A senior U.S. official said that Israel is preparing for a “very limited ground invasion of Lebanon,” following the IDF calling up multiple reserve units and stationing thousands of troops on the northern border.
According to an ABC News report, Jerusalem will soon order troops to enter southern Lebanon, in order to ensure that the region is free of Hezbollah terrorists and facilitate the return of displaced residents of northern Israel to their homes.
A separate, later report from ABC indicated that the IDF may have already begun, or is about to begin, “cross-border movements” on Sunday morning.
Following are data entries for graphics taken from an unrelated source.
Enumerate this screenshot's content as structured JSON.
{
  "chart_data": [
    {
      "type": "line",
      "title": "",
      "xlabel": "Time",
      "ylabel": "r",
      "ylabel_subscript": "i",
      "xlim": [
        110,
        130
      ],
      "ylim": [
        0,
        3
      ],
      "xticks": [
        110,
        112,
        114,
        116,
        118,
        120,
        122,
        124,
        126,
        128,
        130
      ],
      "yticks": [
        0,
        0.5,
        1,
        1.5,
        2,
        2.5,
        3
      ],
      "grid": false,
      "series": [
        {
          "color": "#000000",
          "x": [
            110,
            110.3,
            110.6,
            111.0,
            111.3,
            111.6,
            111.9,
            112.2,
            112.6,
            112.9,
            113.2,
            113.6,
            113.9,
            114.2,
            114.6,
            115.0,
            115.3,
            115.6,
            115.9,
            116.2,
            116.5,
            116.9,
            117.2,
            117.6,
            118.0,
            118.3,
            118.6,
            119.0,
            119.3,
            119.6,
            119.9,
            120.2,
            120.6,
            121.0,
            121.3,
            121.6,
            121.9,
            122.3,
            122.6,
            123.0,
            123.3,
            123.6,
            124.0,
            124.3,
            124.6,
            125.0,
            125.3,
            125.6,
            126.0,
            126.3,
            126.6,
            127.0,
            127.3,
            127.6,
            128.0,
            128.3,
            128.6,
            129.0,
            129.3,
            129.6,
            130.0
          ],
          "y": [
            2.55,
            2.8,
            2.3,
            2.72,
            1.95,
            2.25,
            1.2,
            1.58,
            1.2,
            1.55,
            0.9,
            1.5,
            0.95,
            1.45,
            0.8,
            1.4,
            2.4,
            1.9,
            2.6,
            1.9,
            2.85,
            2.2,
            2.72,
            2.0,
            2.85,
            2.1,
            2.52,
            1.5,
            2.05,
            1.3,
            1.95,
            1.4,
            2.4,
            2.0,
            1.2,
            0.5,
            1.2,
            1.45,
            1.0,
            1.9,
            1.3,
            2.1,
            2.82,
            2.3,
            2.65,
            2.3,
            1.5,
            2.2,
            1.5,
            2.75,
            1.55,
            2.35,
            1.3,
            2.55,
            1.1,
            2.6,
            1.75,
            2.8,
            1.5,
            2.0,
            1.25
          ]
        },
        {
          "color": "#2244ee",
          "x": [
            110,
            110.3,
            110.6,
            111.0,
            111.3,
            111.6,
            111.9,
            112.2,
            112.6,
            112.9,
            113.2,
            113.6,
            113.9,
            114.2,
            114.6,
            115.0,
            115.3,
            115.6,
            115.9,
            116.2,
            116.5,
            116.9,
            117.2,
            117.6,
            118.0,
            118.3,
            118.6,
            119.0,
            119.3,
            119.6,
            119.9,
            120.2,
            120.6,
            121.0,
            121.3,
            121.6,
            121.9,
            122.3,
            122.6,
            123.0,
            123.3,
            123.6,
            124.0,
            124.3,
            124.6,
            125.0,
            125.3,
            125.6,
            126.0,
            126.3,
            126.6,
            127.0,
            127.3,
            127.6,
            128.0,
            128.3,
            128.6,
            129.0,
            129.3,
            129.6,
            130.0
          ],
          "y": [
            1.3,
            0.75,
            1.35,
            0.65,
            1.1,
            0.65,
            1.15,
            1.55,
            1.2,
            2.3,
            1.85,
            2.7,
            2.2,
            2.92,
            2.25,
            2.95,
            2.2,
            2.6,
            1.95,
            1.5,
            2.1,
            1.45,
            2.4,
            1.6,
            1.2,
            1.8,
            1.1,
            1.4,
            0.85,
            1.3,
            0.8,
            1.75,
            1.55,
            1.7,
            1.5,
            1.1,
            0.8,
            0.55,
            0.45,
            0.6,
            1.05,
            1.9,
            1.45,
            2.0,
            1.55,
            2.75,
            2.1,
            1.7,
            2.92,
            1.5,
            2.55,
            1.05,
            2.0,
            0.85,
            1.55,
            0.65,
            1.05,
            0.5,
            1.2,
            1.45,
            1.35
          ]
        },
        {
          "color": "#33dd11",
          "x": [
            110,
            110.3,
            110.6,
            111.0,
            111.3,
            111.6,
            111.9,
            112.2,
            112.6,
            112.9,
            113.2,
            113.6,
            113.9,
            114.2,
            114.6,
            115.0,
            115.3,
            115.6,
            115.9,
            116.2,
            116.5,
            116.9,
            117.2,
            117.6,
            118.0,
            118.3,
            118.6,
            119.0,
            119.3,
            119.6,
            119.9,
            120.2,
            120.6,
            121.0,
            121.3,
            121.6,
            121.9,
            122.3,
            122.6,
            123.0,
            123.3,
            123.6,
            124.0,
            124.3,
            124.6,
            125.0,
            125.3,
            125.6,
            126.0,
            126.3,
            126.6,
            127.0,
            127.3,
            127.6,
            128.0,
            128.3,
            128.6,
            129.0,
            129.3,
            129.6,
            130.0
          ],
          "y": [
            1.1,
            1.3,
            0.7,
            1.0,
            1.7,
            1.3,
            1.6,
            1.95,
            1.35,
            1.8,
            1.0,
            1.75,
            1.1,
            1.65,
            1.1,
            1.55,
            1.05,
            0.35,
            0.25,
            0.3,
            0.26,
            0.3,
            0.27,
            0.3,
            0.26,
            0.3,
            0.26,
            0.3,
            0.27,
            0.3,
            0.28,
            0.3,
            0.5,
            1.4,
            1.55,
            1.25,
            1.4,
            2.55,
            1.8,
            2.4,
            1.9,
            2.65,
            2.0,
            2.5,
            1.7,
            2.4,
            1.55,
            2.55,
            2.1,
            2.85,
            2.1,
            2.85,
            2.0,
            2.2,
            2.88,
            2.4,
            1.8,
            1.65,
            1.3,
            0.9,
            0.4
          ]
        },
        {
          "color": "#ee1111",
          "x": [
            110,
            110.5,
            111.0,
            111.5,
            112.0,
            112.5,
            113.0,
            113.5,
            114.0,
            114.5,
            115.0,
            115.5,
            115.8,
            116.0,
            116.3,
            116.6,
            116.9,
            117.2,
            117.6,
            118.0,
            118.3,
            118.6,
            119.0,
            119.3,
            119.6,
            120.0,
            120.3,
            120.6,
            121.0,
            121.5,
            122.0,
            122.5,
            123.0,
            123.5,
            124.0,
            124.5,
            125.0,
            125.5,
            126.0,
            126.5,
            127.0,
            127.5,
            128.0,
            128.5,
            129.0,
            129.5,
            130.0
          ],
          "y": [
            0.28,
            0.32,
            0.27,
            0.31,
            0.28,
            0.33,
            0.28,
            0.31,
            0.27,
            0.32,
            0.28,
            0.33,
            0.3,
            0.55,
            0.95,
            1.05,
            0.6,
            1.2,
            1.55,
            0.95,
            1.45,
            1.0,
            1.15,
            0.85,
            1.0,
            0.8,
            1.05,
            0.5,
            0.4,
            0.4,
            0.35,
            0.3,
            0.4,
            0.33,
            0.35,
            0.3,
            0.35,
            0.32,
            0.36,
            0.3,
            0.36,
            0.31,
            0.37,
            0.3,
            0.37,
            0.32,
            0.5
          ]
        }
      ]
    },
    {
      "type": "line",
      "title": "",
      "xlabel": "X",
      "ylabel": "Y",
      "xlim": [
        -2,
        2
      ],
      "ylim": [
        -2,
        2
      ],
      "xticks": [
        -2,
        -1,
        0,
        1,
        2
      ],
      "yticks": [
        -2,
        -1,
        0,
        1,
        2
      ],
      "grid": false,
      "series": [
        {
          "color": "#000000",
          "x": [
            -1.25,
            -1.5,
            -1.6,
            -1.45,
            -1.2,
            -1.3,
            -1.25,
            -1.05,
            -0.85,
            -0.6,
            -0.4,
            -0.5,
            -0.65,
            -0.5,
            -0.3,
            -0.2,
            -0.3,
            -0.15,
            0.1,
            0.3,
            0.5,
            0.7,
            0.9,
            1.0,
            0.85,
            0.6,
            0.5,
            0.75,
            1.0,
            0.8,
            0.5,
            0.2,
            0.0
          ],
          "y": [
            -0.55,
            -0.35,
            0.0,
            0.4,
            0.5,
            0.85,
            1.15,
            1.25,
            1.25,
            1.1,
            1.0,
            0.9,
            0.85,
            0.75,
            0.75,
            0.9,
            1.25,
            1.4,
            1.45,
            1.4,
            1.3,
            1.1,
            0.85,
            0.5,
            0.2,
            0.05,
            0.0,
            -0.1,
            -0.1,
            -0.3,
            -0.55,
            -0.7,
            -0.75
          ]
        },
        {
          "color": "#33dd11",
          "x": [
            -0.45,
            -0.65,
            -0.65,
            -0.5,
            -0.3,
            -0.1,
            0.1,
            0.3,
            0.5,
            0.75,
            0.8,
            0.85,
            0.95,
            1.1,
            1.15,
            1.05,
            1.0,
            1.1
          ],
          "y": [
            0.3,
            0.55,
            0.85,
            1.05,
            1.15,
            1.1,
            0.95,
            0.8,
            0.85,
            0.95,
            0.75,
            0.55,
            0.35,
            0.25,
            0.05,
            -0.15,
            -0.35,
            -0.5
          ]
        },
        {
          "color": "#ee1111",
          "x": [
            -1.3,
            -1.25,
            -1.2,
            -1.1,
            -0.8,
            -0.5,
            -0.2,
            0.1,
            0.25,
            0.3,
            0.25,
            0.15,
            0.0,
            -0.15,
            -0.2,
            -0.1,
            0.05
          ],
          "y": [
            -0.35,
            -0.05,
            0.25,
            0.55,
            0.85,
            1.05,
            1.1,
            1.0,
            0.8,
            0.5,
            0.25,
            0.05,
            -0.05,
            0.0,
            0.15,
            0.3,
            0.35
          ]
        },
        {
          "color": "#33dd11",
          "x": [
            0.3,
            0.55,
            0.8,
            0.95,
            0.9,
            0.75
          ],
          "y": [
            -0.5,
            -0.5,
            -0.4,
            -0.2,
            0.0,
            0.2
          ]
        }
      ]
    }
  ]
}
Tropps would focus on targeting Hezbollah outposts directly adjacent to the Israel-Lebanon border, clearing the area of terrorists who aim anti-tank missiles and other short-range weaponry at communities and military assets in northern Israel.
20-year-old soldier Lior Papismadov told The Washington Post that Israeli troops “are prepared for” a ground incursion, adding that “we don’t know if it’s going to happen, but we are preparing.”
“Mobilization opens an option,” Assaf Orion, a former IDF head of strategic planning, told the Post. “That allows whoever needs to decide, to take the action — and also sends a signal to the other side that this might be coming.”
Orion said that an incursion would likely start off with intensive bombing of the region, in order to decrease the likelihood that troops on the ground will encounter terrorists.
Then, he said, “you will see the fence opening and forces moving [in.]”
Nati Aroush, a reserve soldier mobilized to northern Israel, told the Post that he is ready to fight “as long as needed.”
Aroush stressed that the soldiers were willing to sacrifice in order to ensure that Hezbollah is decisively defeated.
“We want that it will be finished,” he said. “That there will be quiet. That they won’t have an option to strike back.”